Une approche définitivement insupportable
Venons en enfin à la méthode… Ce n’est pas l’objet de refaire ici l’inventaire des mesures inutiles et des couches de complexité qui rendent la vie des patrons et des départements RH particulièrement pénible. L’entreprise étouffe sous un amas de décisions imposées, toutes plus complexes à mettre en oeuvre. Nos exécutifs comprennent cela – c’est ce qu’ils nous disent lorsque nous les rencontrons – et malgré tout, poursuivent dans cette inflation réglementaire. Le point qui nous dérange encore plus, c’est la logique de rétorsion qu’il y a derrière la mesure proposée par le Ministre Vandenbroucke. On connaît son caractère intransigeant voire virulent, qui se traduit ici par une volonté non dissimulée de frapper les entreprises là où cela fait mal. Il y a ici une approche punitive que nous trouvons insupportable. Ce que nous comprenons de la part du gouvernement pourrait être traduit comme suit: « En clair, si nombre de travailleurs sont absents car malades, c’est l’entreprise qui en est responsable et c’est elle qui doit en payer les conséquences. Et si l’entreprise veut prendre part à sa réintégration, elle doit passer à la caisse avant d’être (peut-être…) partiellement récompensée pour ses efforts. »
Vindicatif, bête et méchant. Faute d’explications supplémentaires avant ces vacances bien méritées, voici ce que nous comprenons des intentions du Ministre de la Santé publique.

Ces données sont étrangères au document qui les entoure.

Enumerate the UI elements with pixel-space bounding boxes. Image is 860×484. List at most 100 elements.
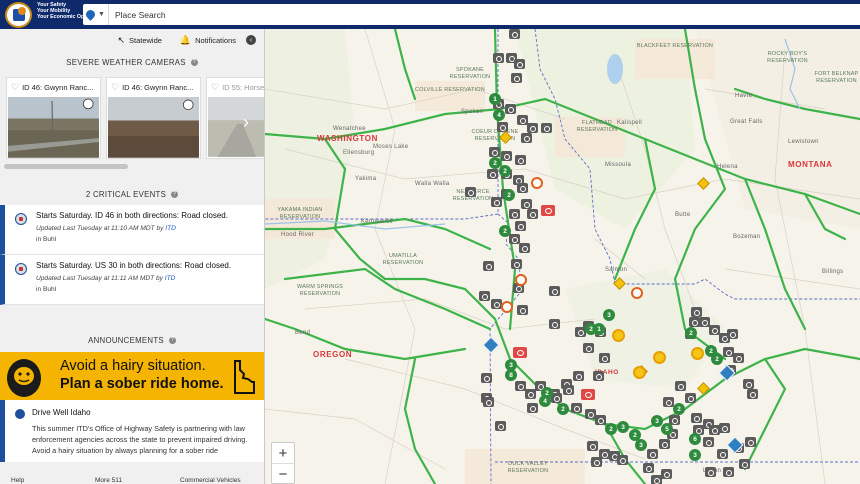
camera-marker[interactable]	[527, 403, 538, 413]
camera-marker[interactable]	[563, 385, 574, 395]
event-item[interactable]: Starts Saturday. ID 46 in both direction…	[0, 205, 264, 255]
camera-marker[interactable]	[527, 209, 538, 219]
warning-marker[interactable]	[612, 329, 625, 342]
help-icon[interactable]: ?	[171, 190, 179, 198]
incident-cluster-marker[interactable]: 2	[557, 403, 569, 415]
camera-marker[interactable]	[593, 371, 604, 381]
camera-marker[interactable]	[495, 421, 506, 431]
place-search-input[interactable]	[115, 9, 715, 20]
favorite-heart-icon[interactable]: ♡	[211, 82, 219, 93]
incident-cluster-marker[interactable]: 3	[617, 421, 629, 433]
camera-marker[interactable]	[717, 449, 728, 459]
incident-cluster-marker[interactable]: 2	[673, 403, 685, 415]
camera-marker[interactable]	[691, 413, 702, 423]
camera-marker[interactable]	[527, 123, 538, 133]
event-item[interactable]: Starts Saturday. US 30 in both direction…	[0, 255, 264, 305]
camera-marker[interactable]	[521, 133, 532, 143]
camera-marker[interactable]	[643, 463, 654, 473]
incident-cluster-marker[interactable]: 3	[603, 309, 615, 321]
event-marker[interactable]	[515, 274, 527, 286]
camera-marker[interactable]	[505, 104, 516, 114]
help-icon[interactable]: ?	[190, 58, 198, 66]
camera-marker[interactable]	[647, 449, 658, 459]
warning-marker[interactable]	[653, 351, 666, 364]
incident-cluster-marker[interactable]: 5	[661, 423, 673, 435]
camera-marker[interactable]	[509, 29, 520, 39]
camera-marker[interactable]	[501, 151, 512, 161]
camera-marker[interactable]	[723, 467, 734, 477]
camera-card[interactable]: ♡ ID 46: Gwynn Ranc...	[6, 77, 101, 159]
event-marker[interactable]	[631, 287, 643, 299]
more-511-link[interactable]: More 511	[95, 477, 122, 484]
camera-marker[interactable]	[705, 467, 716, 477]
itd-logo[interactable]	[5, 2, 32, 28]
camera-marker[interactable]	[483, 261, 494, 271]
incident-cluster-marker[interactable]: 2	[605, 423, 617, 435]
incident-cluster-marker[interactable]: 1	[489, 93, 501, 105]
incident-cluster-marker[interactable]: 2	[711, 353, 723, 365]
help-link[interactable]: Help	[11, 477, 24, 484]
camera-marker[interactable]	[493, 53, 504, 63]
carousel-scrollbar[interactable]	[4, 164, 128, 169]
camera-marker[interactable]	[719, 423, 730, 433]
camera-marker[interactable]	[599, 353, 610, 363]
camera-marker[interactable]	[595, 415, 606, 425]
camera-marker[interactable]	[517, 183, 528, 193]
camera-card[interactable]: ♡ ID 46: Gwynn Ranc...	[106, 77, 201, 159]
sober-ride-banner[interactable]: Avoid a hairy situation. Plan a sober ri…	[0, 352, 264, 400]
camera-marker[interactable]	[517, 305, 528, 315]
camera-marker[interactable]	[663, 397, 674, 407]
location-type-selector[interactable]: ▼	[83, 4, 109, 25]
carousel-next-icon[interactable]: ›	[243, 112, 249, 133]
zoom-in-button[interactable]: +	[272, 443, 294, 464]
camera-marker[interactable]	[745, 437, 756, 447]
camera-marker[interactable]	[661, 469, 672, 479]
camera-marker[interactable]	[519, 243, 530, 253]
closure-camera-marker[interactable]	[513, 347, 527, 358]
camera-marker[interactable]	[583, 343, 594, 353]
camera-marker[interactable]	[521, 199, 532, 209]
zoom-out-button[interactable]: −	[272, 464, 294, 484]
camera-marker[interactable]	[617, 455, 628, 465]
camera-marker[interactable]	[511, 73, 522, 83]
incident-cluster-marker[interactable]: 8	[505, 369, 517, 381]
closure-camera-marker[interactable]	[541, 205, 555, 216]
camera-marker[interactable]	[675, 381, 686, 391]
announcement-item[interactable]: Drive Well Idaho This summer ITD's Offic…	[0, 400, 264, 462]
incident-cluster-marker[interactable]: 2	[503, 189, 515, 201]
camera-marker[interactable]	[491, 197, 502, 207]
camera-marker[interactable]	[587, 441, 598, 451]
camera-marker[interactable]	[525, 389, 536, 399]
camera-marker[interactable]	[727, 329, 738, 339]
camera-marker[interactable]	[465, 187, 476, 197]
camera-marker[interactable]	[549, 319, 560, 329]
camera-marker[interactable]	[515, 155, 526, 165]
camera-marker[interactable]	[509, 209, 520, 219]
camera-marker[interactable]	[739, 459, 750, 469]
camera-card[interactable]: ♡ ID 55: Horse	[206, 77, 264, 159]
favorite-heart-icon[interactable]: ♡	[11, 82, 19, 93]
incident-cluster-marker[interactable]: 3	[635, 439, 647, 451]
camera-marker[interactable]	[685, 393, 696, 403]
collapse-sidebar-button[interactable]: ‹	[246, 35, 256, 45]
camera-marker[interactable]	[747, 389, 758, 399]
incident-cluster-marker[interactable]: 2	[499, 165, 511, 177]
commercial-vehicles-link[interactable]: Commercial Vehicles	[180, 477, 241, 484]
incident-cluster-marker[interactable]: 2	[685, 327, 697, 339]
incident-cluster-marker[interactable]: 3	[689, 449, 701, 461]
camera-marker[interactable]	[573, 371, 584, 381]
closure-camera-marker[interactable]	[581, 389, 595, 400]
notifications-button[interactable]: 🔔 Notifications	[180, 35, 236, 46]
incident-cluster-marker[interactable]: 1	[593, 323, 605, 335]
camera-marker[interactable]	[511, 259, 522, 269]
favorite-heart-icon[interactable]: ♡	[111, 82, 119, 93]
incident-cluster-marker[interactable]: 3	[651, 415, 663, 427]
camera-marker[interactable]	[497, 122, 508, 132]
incident-cluster-marker[interactable]: 2	[499, 225, 511, 237]
incident-cluster-marker[interactable]: 4	[539, 395, 551, 407]
camera-marker[interactable]	[659, 439, 670, 449]
camera-marker[interactable]	[515, 221, 526, 231]
camera-marker[interactable]	[479, 291, 490, 301]
map-canvas[interactable]: WASHINGTON OREGON MONTANA IDAHO Spokan W…	[265, 29, 860, 484]
incident-cluster-marker[interactable]: 6	[689, 433, 701, 445]
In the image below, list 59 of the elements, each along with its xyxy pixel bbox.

Dès ce soir, le pays sera plongé dans un état de léthargie profond. Et la plupart d’entre nous auront oublié ce qui se trouve dans les cartons du gouvernement dans quelques semaines. L’idée lancée par ce dernier fera son chemin… ou pas. Et pendant ce temps, nos entreprises essayeront tant bien que mal d’anticiper les futures réformes si bien intentionnées et tellement maladroites, pondues sans doute par des experts qui semblent bien éloignés de la réalité quotidienne du travail et des équilibres instables que nous avons à gérer. Faut-il en rire ou en pleurer? Ou boire pour oublier? Bel été encore à toutes et à tous.